The Executive Director and Co-founder of Colton Group, Dr Balogun Collins, has said that African businesses are being held back not by a shortage of capital but by a deficit of disciplined leadership.
Collins said this in an interview with The PUNCH, where he highlighted the ways that leadership can strengthen businesses.
A 2022 report titled Nigeria MSME Report indicated that 80 per cent of businesses under the Micro, Small and Medium Enterprises in Africa fail within the first five years of their existence. This is despite the continent having one of the highest entrepreneurship rates in the world.
Speaking in the interview, Collins said, “Our continent is rich in potential – human, natural, and intellectual. Contrary to popular belief, capital is not our biggest challenge. In fact, Africa is attracting more venture capital, private equity, and development funding than ever before.
What we lack is disciplined leadership capable of converting opportunity into sustainable outcomes.
“Over the years, I’ve observed businesses that had ample capital, access to markets, and good products collapse simply because leadership lost focus. When vision becomes blurry, execution becomes scattered. When decisions are driven by ego instead of purpose, even the best plans unravel. Strong leadership creates clarity, mobilises talent, attracts investment, and builds trust. Weak leadership repels all of these. Leadership determines pace, culture, direction, and resilience. If the head is steady, the body stabilises. If the head is confused, the entire organisation wobbles. Ultimately, in Africa’s complex, high-pressure environment, leadership is not just a factor; it is the foundation upon which everything else stands.”

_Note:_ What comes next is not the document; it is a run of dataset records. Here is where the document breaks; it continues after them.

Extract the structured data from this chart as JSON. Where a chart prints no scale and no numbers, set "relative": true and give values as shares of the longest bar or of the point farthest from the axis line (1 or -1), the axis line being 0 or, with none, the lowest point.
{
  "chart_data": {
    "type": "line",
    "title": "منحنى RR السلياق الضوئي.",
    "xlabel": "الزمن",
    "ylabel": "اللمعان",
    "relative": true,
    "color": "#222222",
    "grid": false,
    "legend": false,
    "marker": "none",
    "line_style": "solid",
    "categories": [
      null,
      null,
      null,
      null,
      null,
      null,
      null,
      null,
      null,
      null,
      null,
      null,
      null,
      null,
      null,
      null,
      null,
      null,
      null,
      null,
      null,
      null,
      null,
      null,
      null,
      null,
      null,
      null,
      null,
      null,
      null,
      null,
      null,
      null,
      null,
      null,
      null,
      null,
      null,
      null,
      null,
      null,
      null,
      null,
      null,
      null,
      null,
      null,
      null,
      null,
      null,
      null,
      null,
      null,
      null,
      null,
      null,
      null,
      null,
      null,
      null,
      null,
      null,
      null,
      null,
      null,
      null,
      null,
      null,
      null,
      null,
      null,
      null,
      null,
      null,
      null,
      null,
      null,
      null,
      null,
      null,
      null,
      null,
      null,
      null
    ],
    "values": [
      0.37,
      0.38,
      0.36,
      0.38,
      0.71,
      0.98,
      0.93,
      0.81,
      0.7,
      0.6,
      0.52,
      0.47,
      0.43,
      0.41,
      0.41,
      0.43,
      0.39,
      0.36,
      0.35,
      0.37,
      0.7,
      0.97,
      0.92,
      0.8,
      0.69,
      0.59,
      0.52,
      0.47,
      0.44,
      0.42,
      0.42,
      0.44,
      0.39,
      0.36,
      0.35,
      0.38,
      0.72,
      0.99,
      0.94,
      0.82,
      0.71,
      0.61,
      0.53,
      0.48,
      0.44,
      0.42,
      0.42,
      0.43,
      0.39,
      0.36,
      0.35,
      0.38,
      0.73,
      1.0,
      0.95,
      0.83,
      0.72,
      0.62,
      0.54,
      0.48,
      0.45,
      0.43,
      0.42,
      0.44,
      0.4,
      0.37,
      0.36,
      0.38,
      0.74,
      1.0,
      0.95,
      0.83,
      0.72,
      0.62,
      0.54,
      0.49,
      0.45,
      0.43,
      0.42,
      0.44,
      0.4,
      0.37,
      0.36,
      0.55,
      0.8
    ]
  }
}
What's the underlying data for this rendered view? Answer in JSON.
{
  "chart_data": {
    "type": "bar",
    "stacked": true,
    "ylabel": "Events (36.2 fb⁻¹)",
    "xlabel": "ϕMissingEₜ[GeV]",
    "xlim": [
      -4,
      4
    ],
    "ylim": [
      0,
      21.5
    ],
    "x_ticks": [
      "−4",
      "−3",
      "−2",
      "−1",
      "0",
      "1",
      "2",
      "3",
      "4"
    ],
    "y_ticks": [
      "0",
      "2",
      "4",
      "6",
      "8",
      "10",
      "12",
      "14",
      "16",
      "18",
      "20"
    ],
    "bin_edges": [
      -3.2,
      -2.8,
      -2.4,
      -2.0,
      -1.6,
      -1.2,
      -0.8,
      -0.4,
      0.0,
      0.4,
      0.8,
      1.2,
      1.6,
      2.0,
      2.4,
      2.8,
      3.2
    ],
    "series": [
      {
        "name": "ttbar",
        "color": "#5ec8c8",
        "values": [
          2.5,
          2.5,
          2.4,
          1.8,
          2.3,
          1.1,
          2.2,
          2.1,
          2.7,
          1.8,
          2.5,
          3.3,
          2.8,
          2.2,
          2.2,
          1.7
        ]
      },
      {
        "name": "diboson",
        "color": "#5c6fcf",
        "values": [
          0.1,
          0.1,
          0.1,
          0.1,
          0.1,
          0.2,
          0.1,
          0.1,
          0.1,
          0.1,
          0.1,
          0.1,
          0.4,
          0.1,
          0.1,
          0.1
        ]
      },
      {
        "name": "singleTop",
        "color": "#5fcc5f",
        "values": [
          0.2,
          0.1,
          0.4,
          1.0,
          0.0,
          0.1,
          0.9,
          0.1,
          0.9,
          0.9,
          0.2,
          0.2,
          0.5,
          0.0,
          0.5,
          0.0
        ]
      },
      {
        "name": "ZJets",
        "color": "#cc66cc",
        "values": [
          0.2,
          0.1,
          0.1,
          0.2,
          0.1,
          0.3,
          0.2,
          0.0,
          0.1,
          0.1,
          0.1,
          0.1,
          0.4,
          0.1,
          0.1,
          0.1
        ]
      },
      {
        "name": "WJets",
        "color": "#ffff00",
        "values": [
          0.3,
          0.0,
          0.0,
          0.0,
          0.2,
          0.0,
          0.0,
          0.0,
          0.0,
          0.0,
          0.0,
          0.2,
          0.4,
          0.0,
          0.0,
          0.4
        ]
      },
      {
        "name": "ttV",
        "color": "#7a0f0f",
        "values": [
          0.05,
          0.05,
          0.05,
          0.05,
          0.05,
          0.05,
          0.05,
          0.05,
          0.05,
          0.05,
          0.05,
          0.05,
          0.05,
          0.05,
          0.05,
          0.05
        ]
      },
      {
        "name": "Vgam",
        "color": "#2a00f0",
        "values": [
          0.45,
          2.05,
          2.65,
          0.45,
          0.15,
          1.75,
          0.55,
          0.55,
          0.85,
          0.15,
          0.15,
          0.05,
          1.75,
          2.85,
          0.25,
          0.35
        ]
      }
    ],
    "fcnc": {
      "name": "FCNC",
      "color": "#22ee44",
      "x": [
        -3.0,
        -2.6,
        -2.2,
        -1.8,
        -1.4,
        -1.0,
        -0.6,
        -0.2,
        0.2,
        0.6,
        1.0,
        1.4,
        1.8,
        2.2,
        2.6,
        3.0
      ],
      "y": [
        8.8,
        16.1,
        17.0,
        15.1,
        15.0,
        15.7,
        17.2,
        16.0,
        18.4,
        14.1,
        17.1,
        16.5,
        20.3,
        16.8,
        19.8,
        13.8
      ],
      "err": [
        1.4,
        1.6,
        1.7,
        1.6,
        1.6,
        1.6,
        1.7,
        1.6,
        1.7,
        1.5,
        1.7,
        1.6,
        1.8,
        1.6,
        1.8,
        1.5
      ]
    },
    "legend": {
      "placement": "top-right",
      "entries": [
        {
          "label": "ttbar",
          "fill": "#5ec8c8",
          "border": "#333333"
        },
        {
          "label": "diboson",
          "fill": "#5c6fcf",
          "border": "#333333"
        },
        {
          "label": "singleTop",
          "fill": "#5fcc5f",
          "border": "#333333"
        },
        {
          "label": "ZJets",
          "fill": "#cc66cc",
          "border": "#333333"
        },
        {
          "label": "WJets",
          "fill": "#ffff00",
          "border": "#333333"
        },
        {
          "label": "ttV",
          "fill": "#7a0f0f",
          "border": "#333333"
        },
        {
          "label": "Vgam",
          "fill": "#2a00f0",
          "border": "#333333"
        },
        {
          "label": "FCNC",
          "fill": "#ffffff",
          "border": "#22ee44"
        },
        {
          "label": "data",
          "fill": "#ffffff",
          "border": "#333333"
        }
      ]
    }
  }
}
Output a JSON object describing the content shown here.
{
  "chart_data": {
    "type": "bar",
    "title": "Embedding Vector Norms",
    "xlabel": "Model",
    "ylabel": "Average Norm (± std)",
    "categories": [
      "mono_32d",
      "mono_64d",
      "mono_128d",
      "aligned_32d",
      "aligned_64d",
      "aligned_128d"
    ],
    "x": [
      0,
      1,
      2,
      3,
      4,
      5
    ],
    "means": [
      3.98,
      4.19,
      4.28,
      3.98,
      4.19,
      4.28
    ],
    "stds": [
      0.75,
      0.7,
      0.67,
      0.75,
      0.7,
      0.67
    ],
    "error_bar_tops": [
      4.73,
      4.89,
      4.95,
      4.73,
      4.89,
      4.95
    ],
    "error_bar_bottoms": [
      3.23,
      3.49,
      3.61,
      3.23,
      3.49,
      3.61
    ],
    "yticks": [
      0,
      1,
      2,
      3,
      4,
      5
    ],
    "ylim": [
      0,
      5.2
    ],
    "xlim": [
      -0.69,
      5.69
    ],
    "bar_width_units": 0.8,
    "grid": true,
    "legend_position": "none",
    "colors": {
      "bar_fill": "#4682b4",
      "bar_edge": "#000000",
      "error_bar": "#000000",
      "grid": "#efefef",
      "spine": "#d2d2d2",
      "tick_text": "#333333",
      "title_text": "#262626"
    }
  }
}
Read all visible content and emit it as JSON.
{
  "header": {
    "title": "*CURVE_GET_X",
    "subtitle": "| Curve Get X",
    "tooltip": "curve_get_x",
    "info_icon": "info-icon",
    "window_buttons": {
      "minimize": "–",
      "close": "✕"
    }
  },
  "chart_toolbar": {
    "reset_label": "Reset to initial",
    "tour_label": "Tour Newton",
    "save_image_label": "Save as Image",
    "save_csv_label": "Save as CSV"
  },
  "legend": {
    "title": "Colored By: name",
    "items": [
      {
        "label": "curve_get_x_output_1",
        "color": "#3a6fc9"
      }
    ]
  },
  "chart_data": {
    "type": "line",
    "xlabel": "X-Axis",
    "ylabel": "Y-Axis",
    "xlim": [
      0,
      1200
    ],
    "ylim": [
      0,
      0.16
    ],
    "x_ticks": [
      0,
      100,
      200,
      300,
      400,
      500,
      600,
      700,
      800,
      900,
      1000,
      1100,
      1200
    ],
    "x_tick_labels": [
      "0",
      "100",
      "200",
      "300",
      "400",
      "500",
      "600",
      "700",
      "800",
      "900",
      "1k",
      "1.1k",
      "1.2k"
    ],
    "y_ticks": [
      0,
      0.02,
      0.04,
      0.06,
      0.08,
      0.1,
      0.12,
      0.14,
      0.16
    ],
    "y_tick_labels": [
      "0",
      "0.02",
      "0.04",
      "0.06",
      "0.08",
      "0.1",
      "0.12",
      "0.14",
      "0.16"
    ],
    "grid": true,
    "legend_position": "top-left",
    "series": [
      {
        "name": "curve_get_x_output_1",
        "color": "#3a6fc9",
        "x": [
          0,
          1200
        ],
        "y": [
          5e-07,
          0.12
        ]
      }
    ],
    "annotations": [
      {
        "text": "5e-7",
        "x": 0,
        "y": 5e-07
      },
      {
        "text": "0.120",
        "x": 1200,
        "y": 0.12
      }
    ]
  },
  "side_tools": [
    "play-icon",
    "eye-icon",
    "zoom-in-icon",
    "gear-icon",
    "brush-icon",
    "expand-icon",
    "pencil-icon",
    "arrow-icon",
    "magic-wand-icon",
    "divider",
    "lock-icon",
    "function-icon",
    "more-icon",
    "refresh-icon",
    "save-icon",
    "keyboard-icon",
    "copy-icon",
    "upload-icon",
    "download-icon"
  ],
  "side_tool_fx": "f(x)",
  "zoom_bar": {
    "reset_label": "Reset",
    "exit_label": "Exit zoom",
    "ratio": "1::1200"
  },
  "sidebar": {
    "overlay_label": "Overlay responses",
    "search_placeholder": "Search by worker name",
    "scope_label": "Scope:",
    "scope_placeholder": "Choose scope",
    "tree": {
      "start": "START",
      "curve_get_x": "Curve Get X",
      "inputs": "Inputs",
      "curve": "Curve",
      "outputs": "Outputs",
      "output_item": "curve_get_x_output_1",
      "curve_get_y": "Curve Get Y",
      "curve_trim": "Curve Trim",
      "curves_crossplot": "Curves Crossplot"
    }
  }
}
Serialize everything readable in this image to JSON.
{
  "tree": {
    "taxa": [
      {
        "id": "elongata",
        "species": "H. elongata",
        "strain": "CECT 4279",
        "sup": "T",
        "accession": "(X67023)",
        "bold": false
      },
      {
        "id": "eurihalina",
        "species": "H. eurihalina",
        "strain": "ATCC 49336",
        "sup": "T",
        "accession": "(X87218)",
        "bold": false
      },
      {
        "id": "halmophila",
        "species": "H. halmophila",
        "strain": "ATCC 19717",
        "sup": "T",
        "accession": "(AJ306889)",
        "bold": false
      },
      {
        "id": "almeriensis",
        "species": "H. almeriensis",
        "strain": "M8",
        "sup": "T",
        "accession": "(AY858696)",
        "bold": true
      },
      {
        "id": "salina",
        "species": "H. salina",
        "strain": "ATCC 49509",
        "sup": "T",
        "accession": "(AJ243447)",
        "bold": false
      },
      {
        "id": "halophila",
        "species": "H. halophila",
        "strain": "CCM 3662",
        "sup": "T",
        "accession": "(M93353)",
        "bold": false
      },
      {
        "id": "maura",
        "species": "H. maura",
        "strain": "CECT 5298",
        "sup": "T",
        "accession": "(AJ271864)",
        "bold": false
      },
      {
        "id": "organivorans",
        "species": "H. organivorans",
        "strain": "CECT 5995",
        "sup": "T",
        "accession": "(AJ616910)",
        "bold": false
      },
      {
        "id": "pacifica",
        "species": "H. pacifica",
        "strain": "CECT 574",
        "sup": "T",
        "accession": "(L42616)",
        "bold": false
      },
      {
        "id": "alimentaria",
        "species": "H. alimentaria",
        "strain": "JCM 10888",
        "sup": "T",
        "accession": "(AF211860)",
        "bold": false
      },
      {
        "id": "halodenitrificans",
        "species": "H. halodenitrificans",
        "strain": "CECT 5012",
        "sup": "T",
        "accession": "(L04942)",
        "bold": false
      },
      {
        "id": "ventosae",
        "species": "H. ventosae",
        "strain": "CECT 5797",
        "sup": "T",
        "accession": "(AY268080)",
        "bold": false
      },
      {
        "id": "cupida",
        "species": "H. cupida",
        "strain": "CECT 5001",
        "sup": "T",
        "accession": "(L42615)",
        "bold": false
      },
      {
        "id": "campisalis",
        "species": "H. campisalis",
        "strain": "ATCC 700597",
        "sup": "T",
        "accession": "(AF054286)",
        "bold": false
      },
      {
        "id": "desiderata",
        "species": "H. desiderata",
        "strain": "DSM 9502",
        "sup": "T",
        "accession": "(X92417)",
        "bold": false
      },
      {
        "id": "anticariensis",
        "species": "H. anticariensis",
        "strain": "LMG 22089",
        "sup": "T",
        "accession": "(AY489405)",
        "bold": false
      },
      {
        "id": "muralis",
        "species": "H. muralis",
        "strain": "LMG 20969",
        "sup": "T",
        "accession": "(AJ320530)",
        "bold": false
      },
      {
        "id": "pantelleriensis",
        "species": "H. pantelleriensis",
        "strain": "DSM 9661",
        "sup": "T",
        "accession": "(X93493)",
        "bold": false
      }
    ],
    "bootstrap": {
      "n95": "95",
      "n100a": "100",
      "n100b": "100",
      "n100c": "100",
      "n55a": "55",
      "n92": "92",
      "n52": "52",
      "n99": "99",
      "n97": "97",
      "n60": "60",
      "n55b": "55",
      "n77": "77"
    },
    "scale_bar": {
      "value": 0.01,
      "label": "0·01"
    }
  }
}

On the prevalent leadership gaps in African businesses, the expert said, “One of the most prevalent gaps is the overdependence on founders. Many African businesses operate like personal kingdoms rather than institutions. Founders hold critical information close, make all the key decisions, and rarely empower people to lead. This creates bottlenecks that slow down innovation and weaken scalability. Another gap is emotional decision-making. Instead of relying on data, processes, and long-term strategy, many leaders react impulsively to daily pressures. This results in inconsistent policies, confused employees, and missed opportunities.
“A third gap is the absence of robust accountability systems. Without strong governance, businesses begin to run on personal relationships rather than principles. This erodes trust and impedes growth. Finally, succession planning is often neglected. Leaders underestimate how fragile their organisations become when knowledge, authority, and strategy reside in one person. These gaps collectively create businesses that grow rapidly but crumble just as quickly.”
To build long-lasting companies, Collins highlighted three lessons from globally enduring institutions: “First, institutionalise governance. Companies like GE, Procter & Gamble, and Toyota made governance a non-negotiable ingredient of sustainability. They built boards that had real authority, created systems that were transparent, and documented every critical decision.
“Second, culture must shape behaviour consistently. Culture is not a set of motivational posters. It is a behavioural code that guides how people treat clients, manage conflict, build products, resolve issues, and respond to crises. Global companies survive disruptions because their culture anchors them.
“Third, succession must be intentional. Generational companies train leaders long before they need them. They see leadership not as a person but as a pipeline. In Africa, we can learn a lot from this. Businesses that last beyond founders embrace the idea that leadership should be renewable.”
He encourages founders to take early and deliberate action: start by building structure early, build people intentionally, train them, trust them, and empower them, and build governance without sentiment.
Ultimately, he said, leaders must shift their mindset. “The goal is not to build a monument to yourself but an institution that serves others long after your time,” he said.
The expert concluded that success is never accidental: “Businesses that endure are not accidental; they are engineered with clarity, discipline, and purpose.”